Is there another property of air we can now add to the list?

  • Air can be squeezed into a smaller space; it is compressible.

Does this compressibility change our finding that air takes up space?

  • No. Air still takes up space, but the amount of space it takes up can change when it is squeezed or compressed in a closed system. (Sealing the opening of the syringe changes it temporarily into a small closed system.) Air can't be squeezed so much that it takes up no room at all.

Letter from the Engineer

When you compressed air in the syringe, maybe you noticed that it pushed back with a little bounce. Air acts somewhat like a spring. You can compress it, or squeeze it into a smaller volume. When you push on the plunger you can feel the air pushing back. When you stop pushing, the air inside the syringe will return to its original size.

There are different ways to compress air. One way is to squeeze a certain volume of air into a smaller space. That’s what you did with the syringe. Another way is to use a pump, like a bicycle pump, to squeeze extra air into something that is already full of air. That’s what you do when you pump air into a basketball, soccer ball, or bicycle tire. Why is it possible to add more air to something that is already full of air? Only because air is easily compressible — the particles can be squeezed closer together. (Remember how different it felt when you tried to compress water in the syringe?)
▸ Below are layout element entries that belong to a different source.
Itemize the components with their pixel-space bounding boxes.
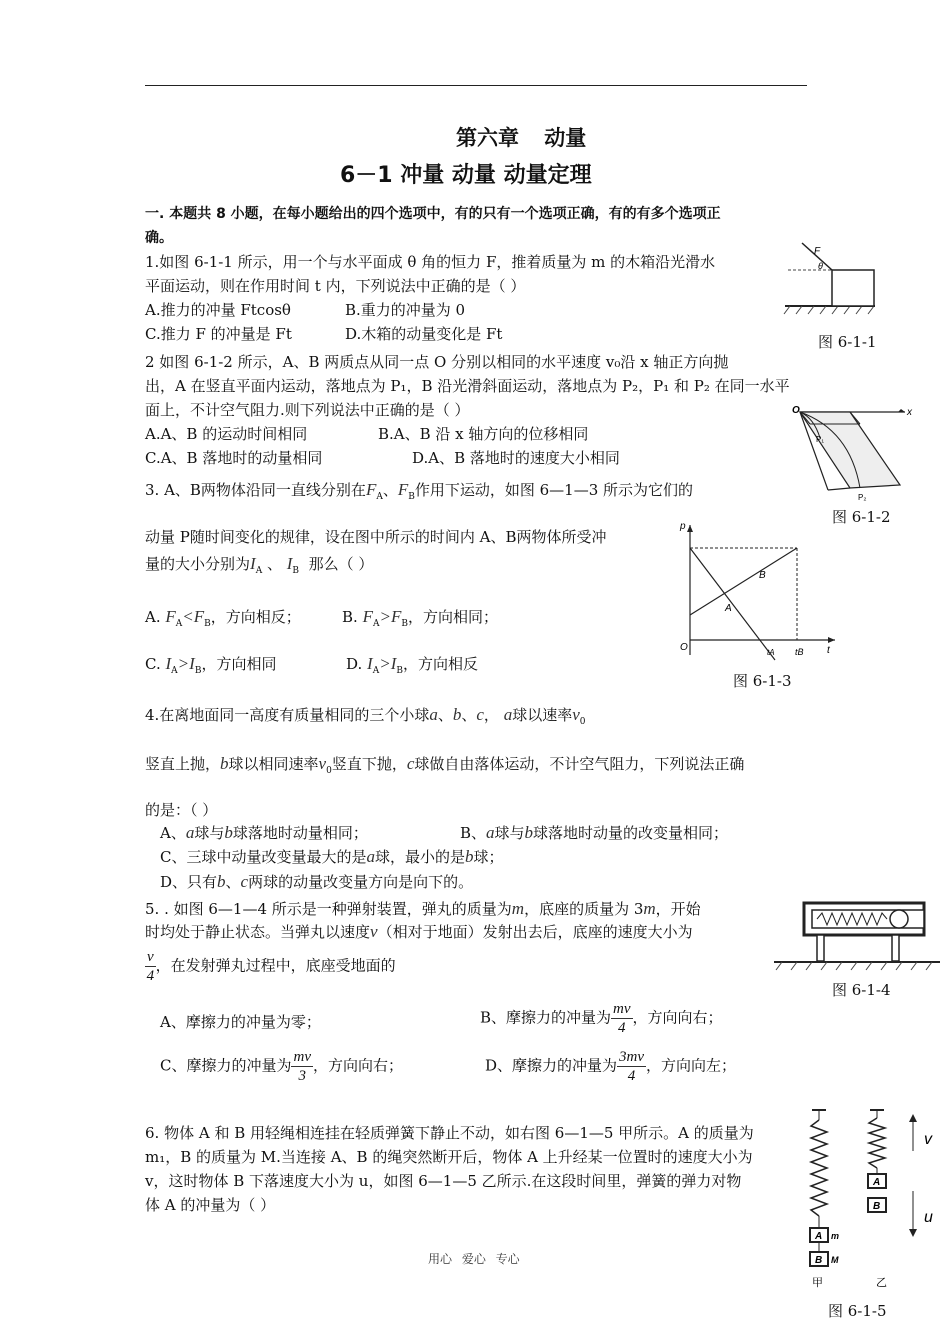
fig2-o-label: O [792,405,800,416]
section-title: 6－1 冲量 动量 动量定理 [340,163,592,188]
q5-option-b[interactable]: B、摩擦力的冲量为 $\frac{mv}{4}$ ，方向向右； [480,1001,723,1036]
q2-stem-3: 面上，不计空气阻力.则下列说法中正确的是（ ） [145,401,470,419]
question-4-line-1: 4.在离地面同一高度有质量相同的三个小球a、b、c， a球以速率$v_0$ [145,705,586,727]
q6-stem-1: 6. 物体 A 和 B 用轻绳相连挂在轻质弹簧下静止不动，如右图 6—1—5 甲所示。A 的质量为 [145,1124,754,1142]
fig3-p-label: p [680,521,686,532]
q6-stem-2: m₁，B 的质量为 M.当连接 A、B 的绳突然断开后，物体 A 上升经某一位置时的速度大小为 [145,1148,753,1166]
question-5-line-3: $\frac{v}{4}$ ，在发射弹丸过程中，底座受地面的 [146,949,396,984]
page-footer: 用心 爱心 专心 [428,1252,520,1266]
figure-6-1-5 [800,1106,945,1291]
fig2-p1-label: P₁ [816,435,825,444]
q3-option-d[interactable]: D. $I_A>I_B$，方向相反 [346,654,479,676]
caption-6-1-2: 图 6-1-2 [832,508,891,526]
question-4-line-3: 的是：（ ） [145,801,218,819]
figure-6-1-1 [780,238,880,318]
svg-text:A: A [873,1177,881,1188]
fig5-a-label: A [815,1231,823,1242]
fig3-b-label: B [759,570,766,581]
svg-text:B: B [873,1201,881,1212]
question-1 [145,250,715,346]
q4-option-b[interactable]: B、a球与b球落地时动量的改变量相同； [460,823,729,842]
figure-6-1-4 [772,898,942,973]
question-4-line-2: 竖直上抛，b球以相同速率$v_0$竖直下抛，c球做自由落体运动，不计空气阻力，下列说法正确 [145,754,745,776]
question-3-line-2: 动量 P随时间变化的规律，设在图中所示的时间内 A、B两物体所受冲 [145,528,607,546]
fig1-theta-label: θ [818,261,823,271]
q2-option-d[interactable]: D.A、B 落地时的速度大小相同 [412,449,620,467]
question-5-line-1: 5. . 如图 6—1—4 所示是一种弹射装置，弹丸的质量为m，底座的质量为 3m，开始 [145,899,701,918]
q4-option-c[interactable]: C、三球中动量改变量最大的是a球，最小的是b球； [160,847,504,866]
q1-stem-1: 1.如图 6-1-1 所示，用一个与水平面成 θ 角的恒力 F，推着质量为 m 的木箱沿光滑水 [145,253,716,271]
fig3-o-label: O [680,642,688,653]
fig1-f-label: F [814,246,821,257]
q1-option-c[interactable]: C.推力 F 的冲量是 Ft [145,325,292,343]
caption-6-1-5: 图 6-1-5 [828,1302,887,1320]
fig3-ta-label: tA [767,648,775,657]
q2-stem-1: 2 如图 6-1-2 所示，A、B 两质点从同一点 O 分别以相同的水平速度 v₀沿 x 轴正方向抛 [145,353,729,371]
q2-option-b[interactable]: B.A、B 沿 x 轴方向的位移相同 [378,425,589,443]
q6-stem-4: 体 A 的冲量为（ ） [145,1196,276,1214]
q2-stem-2: 出，A 在竖直平面内运动，落地点为 P₁，B 沿光滑斜面运动，落地点为 P₂，P₁ 和 P₂ 在同一水平 [145,377,790,395]
q2-option-a[interactable]: A.A、B 的运动时间相同 [145,425,308,443]
q5-option-a[interactable]: A、摩擦力的冲量为零； [160,1013,321,1031]
fig5-u-label: u [924,1209,933,1226]
q3-option-b[interactable]: B. $F_A>F_B$，方向相同； [342,607,498,629]
figure-6-1-3 [675,515,840,665]
caption-6-1-1: 图 6-1-1 [818,333,877,351]
fig2-x-label: x [907,407,912,418]
q6-stem-3: v，这时物体 B 下落速度大小为 u，如图 6—1—5 乙所示.在这段时间里，弹簧的弹力对物 [145,1172,742,1190]
q2-option-c[interactable]: C.A、B 落地时的动量相同 [145,449,323,467]
q3-option-a[interactable]: A. $F_A<F_B$，方向相反； [145,607,301,629]
q4-option-a[interactable]: A、a球与b球落地时动量相同； [160,823,368,842]
fig5-v-label: v [924,1131,932,1148]
figure-6-1-2 [790,400,920,505]
q5-option-d[interactable]: D、摩擦力的冲量为 $\frac{3mv}{4}$ ，方向向左； [485,1049,737,1084]
q1-option-a[interactable]: A.推力的冲量 Ftcosθ [145,301,291,319]
fig3-a-label: A [725,603,732,614]
caption-6-1-4: 图 6-1-4 [832,981,891,999]
fig5-b-label: B [815,1255,823,1266]
instructions: 一. 本题共 8 小题，在每小题给出的四个选项中，有的只有一个选项正确，有的有多个选项正 确。 [145,206,721,246]
fig5-m-label: m [831,1231,840,1241]
question-5-line-2: 时均处于静止状态。当弹丸以速度v（相对于地面）发射出去后，底座的速度大小为 [145,922,693,941]
question-3-line-3: 量的大小分别为$I_A$ 、 $I_B$ 那么（ ） [145,554,374,576]
question-3-line-1: 3. A、B两物体沿同一直线分别在$F_A$、$F_B$作用下运动，如图 6—1—3 所示为它们的 [145,480,694,502]
fig5-big-m-label: M [831,1255,839,1265]
q1-stem-2: 平面运动，则在作用时间 t 内，下列说法中正确的是（ ） [145,277,526,295]
fig5-yi-label: 乙 [876,1277,887,1289]
fig5-jia-label: 甲 [812,1277,823,1289]
q3-option-c[interactable]: C. $I_A>I_B$，方向相同 [145,654,277,676]
fig3-t-label: t [827,645,830,656]
q5-option-c[interactable]: C、摩擦力的冲量为 $\frac{mv}{3}$ ，方向向右； [160,1049,403,1084]
q1-option-d[interactable]: D.木箱的动量变化是 Ft [345,325,503,343]
question-2 [145,350,790,470]
fig3-tb-label: tB [795,647,804,657]
fig2-p2-label: P₂ [858,493,867,502]
q4-option-d[interactable]: D、只有b、c两球的动量改变量方向是向下的。 [160,872,474,891]
q1-option-b[interactable]: B.重力的冲量为 0 [345,301,466,319]
caption-6-1-3: 图 6-1-3 [733,672,792,690]
question-6 [145,1121,754,1217]
header-rule [145,85,807,86]
chapter-title: 第六章 动量 [456,126,587,150]
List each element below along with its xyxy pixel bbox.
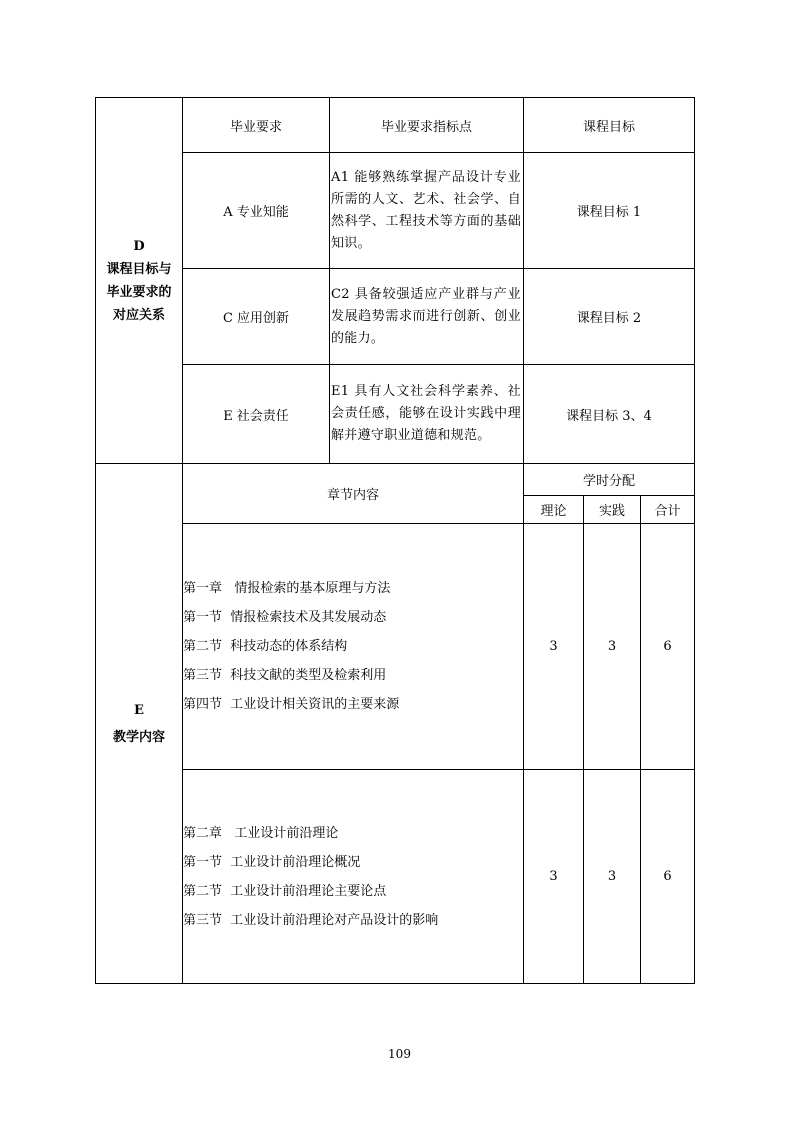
- header-hours: 学时分配: [524, 464, 695, 496]
- chapter-content: [183, 770, 524, 984]
- chapter-line: 第三节 科技文献的类型及检索利用: [183, 668, 387, 683]
- requirement-cell: E 社会责任: [183, 365, 330, 464]
- page-number: 109: [388, 1047, 411, 1061]
- indicator-cell: A1 能够熟练掌握产品设计专业所需的人文、艺术、社会学、自然科学、工程技术等方面的基础知识。: [330, 153, 524, 269]
- chapter-line: 第二节 工业设计前沿理论主要论点: [183, 883, 387, 899]
- requirement-cell: A 专业知能: [183, 153, 330, 269]
- chapter-line: 第一节 工业设计前沿理论概况: [183, 854, 361, 870]
- chapter-line: 第二节 科技动态的体系结构: [183, 639, 348, 654]
- section-d-label: [96, 98, 183, 464]
- table-row: [96, 153, 695, 269]
- header-practice: 实践: [584, 496, 641, 524]
- header-objective: 课程目标: [524, 98, 695, 153]
- chapter-line: 第四节 工业设计相关资讯的主要来源: [183, 697, 400, 712]
- header-content: 章节内容: [183, 464, 524, 524]
- chapter-line: 第三节 工业设计前沿理论对产品设计的影响: [183, 912, 439, 928]
- indicator-cell: E1 具有人文社会科学素养、社会责任感，能够在设计实践中理解并遵守职业道德和规范。: [330, 365, 524, 464]
- table-row: [96, 770, 695, 984]
- chapter-line: 第二章 工业设计前沿理论: [183, 825, 339, 841]
- theory-hours: 3: [524, 524, 584, 770]
- section-e-title: 教学内容: [112, 729, 165, 745]
- section-d-title-line: 对应关系: [112, 307, 165, 323]
- header-indicator: 毕业要求指标点: [330, 98, 524, 153]
- header-total: 合计: [641, 496, 695, 524]
- section-d-title-line: 毕业要求的: [106, 284, 172, 300]
- course-table: [95, 97, 695, 984]
- objective-cell: 课程目标 2: [524, 269, 695, 365]
- header-requirement: 毕业要求: [183, 98, 330, 153]
- indicator-cell: C2 具备较强适应产业群与产业发展趋势需求而进行创新、创业的能力。: [330, 269, 524, 365]
- table-row: [96, 524, 695, 770]
- section-e-letter: E: [134, 702, 144, 718]
- theory-hours: 3: [524, 770, 584, 984]
- table-row: [96, 269, 695, 365]
- header-theory: 理论: [524, 496, 584, 524]
- total-hours: 6: [641, 524, 695, 770]
- practice-hours: 3: [584, 524, 641, 770]
- objective-cell: 课程目标 3、4: [524, 365, 695, 464]
- chapter-line: 第一节 情报检索技术及其发展动态: [183, 610, 387, 625]
- practice-hours: 3: [584, 770, 641, 984]
- chapter-line: 第一章 情报检索的基本原理与方法: [183, 581, 391, 596]
- section-d-title-line: 课程目标与: [106, 261, 172, 277]
- requirement-cell: C 应用创新: [183, 269, 330, 365]
- objective-cell: 课程目标 1: [524, 153, 695, 269]
- section-e-label: [96, 464, 183, 984]
- chapter-content: [183, 524, 524, 770]
- total-hours: 6: [641, 770, 695, 984]
- table-row: [96, 365, 695, 464]
- section-d-letter: D: [133, 238, 145, 254]
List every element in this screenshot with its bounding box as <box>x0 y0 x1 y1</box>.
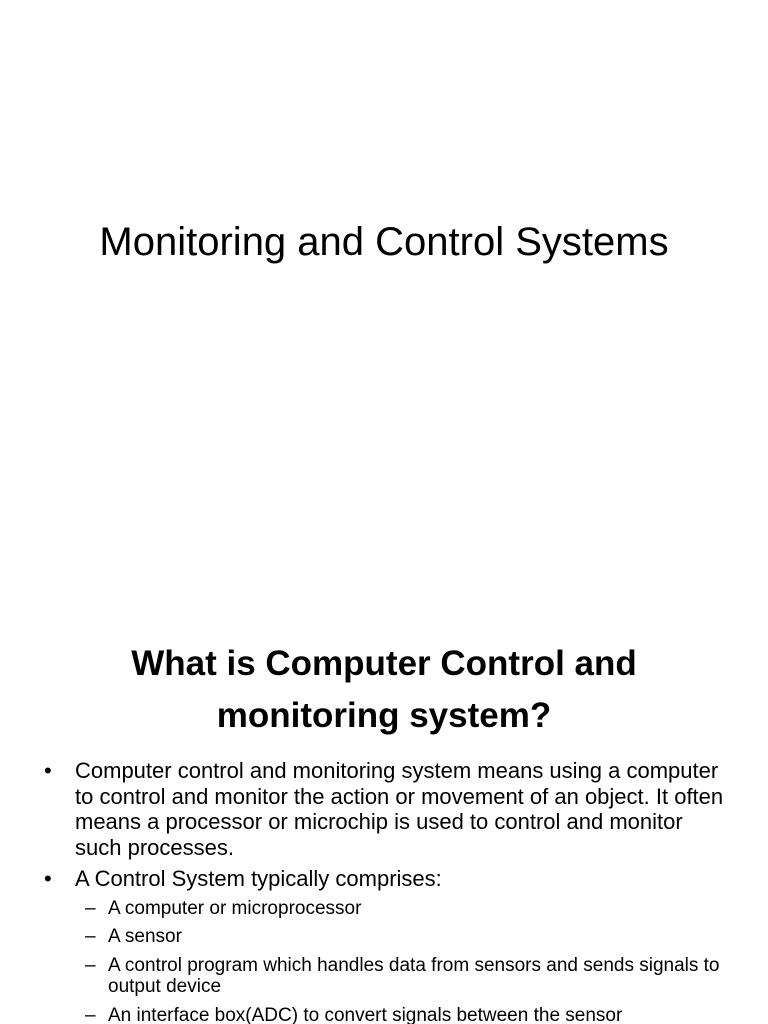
bullet-marker: • <box>44 866 52 891</box>
slide-title: Monitoring and Control Systems <box>99 220 669 264</box>
bullet-list <box>44 758 724 1024</box>
sub-bullet-item <box>85 898 724 920</box>
sub-bullet-item <box>85 1005 724 1024</box>
content-slide <box>0 576 768 1024</box>
content-slide-title <box>40 638 728 742</box>
sub-bullet-list <box>85 898 724 1024</box>
bullet-item <box>44 758 724 860</box>
bullet-marker: • <box>44 758 52 783</box>
content-title-line-2: monitoring system? <box>216 696 552 735</box>
bullet-text: A Control System typically comprises: <box>75 866 442 891</box>
sub-bullet-marker: – <box>85 897 96 919</box>
bullet-item <box>44 866 724 892</box>
sub-bullet-text: An interface box(ADC) to convert signals between the sensor <box>108 1004 623 1024</box>
sub-bullet-text: A computer or microprocessor <box>108 897 362 919</box>
sub-bullet-text: A sensor <box>108 926 182 947</box>
bullet-text: Computer control and monitoring system means using a computer to control and monitor the action or movement of an object. It often means a processor or microchip is used to control and monitor such processes. <box>75 758 724 860</box>
sub-bullet-marker: – <box>85 926 96 947</box>
sub-bullet-marker: – <box>85 954 96 976</box>
sub-bullet-text: A control program which handles data from sensors and sends signals to output device <box>108 954 720 997</box>
content-title-line-1: What is Computer Control and <box>131 644 637 683</box>
sub-bullet-item <box>85 926 724 948</box>
sub-bullet-item <box>85 955 724 998</box>
sub-bullet-marker: – <box>85 1004 96 1024</box>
The bouncy feeling you notice when you compress air can be very useful. When you dribble a basketball, the part of the ball that hits the floor gets pressed into the ball a little bit. It’s a little like pushing the handle of the syringe or squeezing a spring. The air inside the ball gets squeezed, and it springs back, just like the handle of the syringe did. This “springing back” makes the ball bounces back up to you. Maybe you have tried to dribble a basketball or kick a soccer ball that did not have much air in it. If you have, you know the ball does not have the same kind of springiness or bounce.

3. Create an annotated drawing

Individual 20 Mins Notebook
Partial Annotated drawing

Use the Annotated Drawing poster to review the purpose and important characteristics of an annotated drawing. Students may want to review the Annotated Drawings at the back of the Science Notebook. They should make their drawings on the page [Explaining the compressibility of water and air] in their Science Notebooks. Their drawings should answer the questions below.

  • How do you explain the difference in the compressibility of air and water?
  • What would you see at the particle level to explain what is going on?

Note:  You will need to select two drawings that offer different explanations for students to review in the next investigation. Try to find a drawing that portrays water as made of particles that are packed together (making it visible) and air as made of particles that are spread apart (making air invisible) and select it for the class to review. Select a second drawing that portrays an alternate explanation of the composition of water and air. Alternately, you can choose to use the Sample Annotated Drawings found in the References.

Recap the investigation

Explain that you are going to select two annotated drawings based on different ideas about why air is compressible and water is not. The class will discuss those drawings at the start of the next investigation.